Ford prepares to cut 5,000 jobs in Germany, report says

The Blue Oval is seriously tightening its belt in Europe, even as it gives its CEO a raise.

Kyle Hyatt Former news and features editor
Kyle Hyatt (he/him/his) hails originally from the Pacific Northwest, but has long called Los Angeles home. He's had a lifelong obsession with cars and motorcycles (both old and new).
Kyle Hyatt
2 min read
Car production at Ford in Cologne
Enlarge Image
Car production at Ford in Cologne

Ford's Cologne factory is slated to see potentially thousands of job cuts in the near future.

Picture Alliance/Getty Images

Ford's European division has been experiencing financial difficulties for years, and now the Blue Oval is getting serious about staunching the outward flow of cash there.

Part of Ford's grand plan to turn Ford Europe around is to cut 5,000 jobs from its various facilities in Germany, plus an unspecified amount of jobs in the UK, Automotive News reports. By US auto industry standards, 5,000 jobs isn't too big of a drop in the bucket, but since Ford Europe only employs around 53,000 people, that represents a cut of nearly 10 percent and that's not exactly small potatoes.

In addition to cutting jobs, Ford plans to pull itself out of various market segments, close plants and discontinue models that aren't generating much profit. This looks like a similar tactic to what the automaker has pledged to do in the US by discontinuing nearly all of its car models in favor of SUVs and crossovers .

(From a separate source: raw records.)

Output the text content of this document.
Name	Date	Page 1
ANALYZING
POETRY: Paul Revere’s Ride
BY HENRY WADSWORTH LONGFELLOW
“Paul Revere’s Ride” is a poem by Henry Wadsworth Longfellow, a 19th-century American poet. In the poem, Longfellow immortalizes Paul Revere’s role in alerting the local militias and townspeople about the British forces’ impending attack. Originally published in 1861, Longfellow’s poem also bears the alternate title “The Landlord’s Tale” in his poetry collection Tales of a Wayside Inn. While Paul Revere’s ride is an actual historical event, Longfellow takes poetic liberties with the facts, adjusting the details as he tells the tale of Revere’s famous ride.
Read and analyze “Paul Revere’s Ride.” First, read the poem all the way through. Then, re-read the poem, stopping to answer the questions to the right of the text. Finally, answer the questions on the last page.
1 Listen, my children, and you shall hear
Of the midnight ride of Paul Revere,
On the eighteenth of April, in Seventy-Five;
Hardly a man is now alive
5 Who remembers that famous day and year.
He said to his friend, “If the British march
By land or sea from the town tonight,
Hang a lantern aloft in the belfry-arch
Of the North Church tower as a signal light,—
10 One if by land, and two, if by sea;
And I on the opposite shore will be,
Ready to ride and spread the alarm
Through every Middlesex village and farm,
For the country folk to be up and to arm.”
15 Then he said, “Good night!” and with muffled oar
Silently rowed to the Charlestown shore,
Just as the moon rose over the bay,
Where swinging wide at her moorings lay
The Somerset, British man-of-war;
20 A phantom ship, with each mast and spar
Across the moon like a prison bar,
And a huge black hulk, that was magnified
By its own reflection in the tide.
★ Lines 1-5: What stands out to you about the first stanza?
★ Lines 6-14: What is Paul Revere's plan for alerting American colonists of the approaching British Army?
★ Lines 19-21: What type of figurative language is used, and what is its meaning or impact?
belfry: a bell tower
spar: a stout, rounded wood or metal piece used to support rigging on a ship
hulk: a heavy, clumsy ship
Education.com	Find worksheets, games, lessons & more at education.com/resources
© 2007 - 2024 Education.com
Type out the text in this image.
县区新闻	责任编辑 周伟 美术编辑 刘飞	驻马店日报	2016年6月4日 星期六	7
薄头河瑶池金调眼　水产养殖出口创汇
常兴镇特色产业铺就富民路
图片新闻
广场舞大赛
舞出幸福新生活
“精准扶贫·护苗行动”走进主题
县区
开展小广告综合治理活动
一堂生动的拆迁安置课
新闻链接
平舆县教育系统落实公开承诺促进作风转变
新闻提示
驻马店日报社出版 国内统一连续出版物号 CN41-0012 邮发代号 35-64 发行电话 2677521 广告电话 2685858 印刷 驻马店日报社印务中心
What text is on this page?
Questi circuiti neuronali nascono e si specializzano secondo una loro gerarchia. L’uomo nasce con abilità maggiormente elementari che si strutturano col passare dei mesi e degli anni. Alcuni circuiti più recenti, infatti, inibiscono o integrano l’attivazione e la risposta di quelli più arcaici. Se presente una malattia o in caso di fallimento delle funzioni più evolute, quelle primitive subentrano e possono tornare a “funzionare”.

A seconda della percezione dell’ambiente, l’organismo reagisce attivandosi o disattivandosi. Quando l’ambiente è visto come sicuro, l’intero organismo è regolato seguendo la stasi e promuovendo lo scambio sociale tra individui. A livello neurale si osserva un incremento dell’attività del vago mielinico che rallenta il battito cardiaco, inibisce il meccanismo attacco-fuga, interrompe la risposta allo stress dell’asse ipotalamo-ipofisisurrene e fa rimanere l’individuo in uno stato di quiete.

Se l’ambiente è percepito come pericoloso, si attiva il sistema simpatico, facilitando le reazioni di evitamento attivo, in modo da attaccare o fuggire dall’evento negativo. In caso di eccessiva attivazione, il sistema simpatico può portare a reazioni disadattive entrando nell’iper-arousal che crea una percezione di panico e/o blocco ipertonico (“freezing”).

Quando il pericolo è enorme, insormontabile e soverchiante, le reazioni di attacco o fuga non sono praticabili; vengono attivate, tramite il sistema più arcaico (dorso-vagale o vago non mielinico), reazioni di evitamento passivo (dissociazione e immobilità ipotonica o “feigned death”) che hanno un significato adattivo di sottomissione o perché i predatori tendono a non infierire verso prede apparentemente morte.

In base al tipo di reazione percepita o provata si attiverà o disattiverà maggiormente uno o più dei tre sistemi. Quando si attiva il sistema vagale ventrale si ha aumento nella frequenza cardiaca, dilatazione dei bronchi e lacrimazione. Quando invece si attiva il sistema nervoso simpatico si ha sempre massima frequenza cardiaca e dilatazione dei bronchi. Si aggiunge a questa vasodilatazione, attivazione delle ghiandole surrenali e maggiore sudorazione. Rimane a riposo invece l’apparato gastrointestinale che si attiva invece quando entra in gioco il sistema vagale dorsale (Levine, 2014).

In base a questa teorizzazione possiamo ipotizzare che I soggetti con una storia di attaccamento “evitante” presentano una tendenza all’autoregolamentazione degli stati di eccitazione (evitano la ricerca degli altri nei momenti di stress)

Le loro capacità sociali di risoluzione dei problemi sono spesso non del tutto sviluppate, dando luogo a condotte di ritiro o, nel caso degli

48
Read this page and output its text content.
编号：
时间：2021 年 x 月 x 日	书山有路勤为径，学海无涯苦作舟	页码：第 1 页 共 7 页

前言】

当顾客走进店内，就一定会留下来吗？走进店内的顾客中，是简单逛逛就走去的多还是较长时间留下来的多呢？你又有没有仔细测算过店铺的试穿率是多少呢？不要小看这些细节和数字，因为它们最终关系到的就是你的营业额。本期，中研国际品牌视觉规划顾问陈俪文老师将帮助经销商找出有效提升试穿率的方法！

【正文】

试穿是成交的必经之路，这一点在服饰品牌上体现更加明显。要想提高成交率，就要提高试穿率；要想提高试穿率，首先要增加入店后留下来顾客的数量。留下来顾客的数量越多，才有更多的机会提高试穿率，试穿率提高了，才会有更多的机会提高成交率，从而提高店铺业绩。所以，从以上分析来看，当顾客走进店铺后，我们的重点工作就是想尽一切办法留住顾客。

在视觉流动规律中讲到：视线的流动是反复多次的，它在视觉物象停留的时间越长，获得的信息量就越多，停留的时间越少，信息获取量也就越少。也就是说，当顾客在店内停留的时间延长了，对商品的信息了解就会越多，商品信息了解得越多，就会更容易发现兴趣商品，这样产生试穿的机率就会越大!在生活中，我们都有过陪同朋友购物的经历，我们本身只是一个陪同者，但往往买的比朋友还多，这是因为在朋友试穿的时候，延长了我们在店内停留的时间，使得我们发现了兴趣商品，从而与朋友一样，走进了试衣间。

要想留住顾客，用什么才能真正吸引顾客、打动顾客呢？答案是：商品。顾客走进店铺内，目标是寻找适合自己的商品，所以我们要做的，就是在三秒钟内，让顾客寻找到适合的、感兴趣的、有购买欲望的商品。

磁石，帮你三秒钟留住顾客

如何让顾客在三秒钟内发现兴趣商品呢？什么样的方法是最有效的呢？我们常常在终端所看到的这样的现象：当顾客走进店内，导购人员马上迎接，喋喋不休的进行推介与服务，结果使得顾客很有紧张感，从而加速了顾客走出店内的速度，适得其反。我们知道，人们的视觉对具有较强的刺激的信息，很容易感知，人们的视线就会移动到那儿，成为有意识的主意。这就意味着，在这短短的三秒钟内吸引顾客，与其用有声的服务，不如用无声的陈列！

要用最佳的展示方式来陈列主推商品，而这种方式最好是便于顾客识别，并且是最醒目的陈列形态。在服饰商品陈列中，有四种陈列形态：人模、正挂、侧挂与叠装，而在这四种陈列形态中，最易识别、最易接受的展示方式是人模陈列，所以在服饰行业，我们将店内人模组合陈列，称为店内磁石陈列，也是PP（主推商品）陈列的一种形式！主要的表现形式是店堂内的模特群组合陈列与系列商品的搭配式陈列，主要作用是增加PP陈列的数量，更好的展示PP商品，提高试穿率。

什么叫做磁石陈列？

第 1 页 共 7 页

All these job cuts and other austerity measures would sting under normal circumstances, but Automotive News separately reported that Ford CEO Jim Hackett took home $17.75 million in his first year on the job, up from $16.7 million in 2017, and it wasn't even that great of a year for the company. The median Ford employee income (apart from the CEO) was just over $64,000 last year, as a comparison.

Ford hopes that the result of all this European belt-tightening is a steady 6 percent operating margin. That's still pretty slim, but it's likely at least enough to keep the lights on. Things in the UK -- aka Ford Europe's biggest market -- are a little more up in the air with the looming threat of Brexit. The company wants to trim operations there as well, but it's unclear at this time by how much.

Ford representatives didn't immediately respond to requests for comment.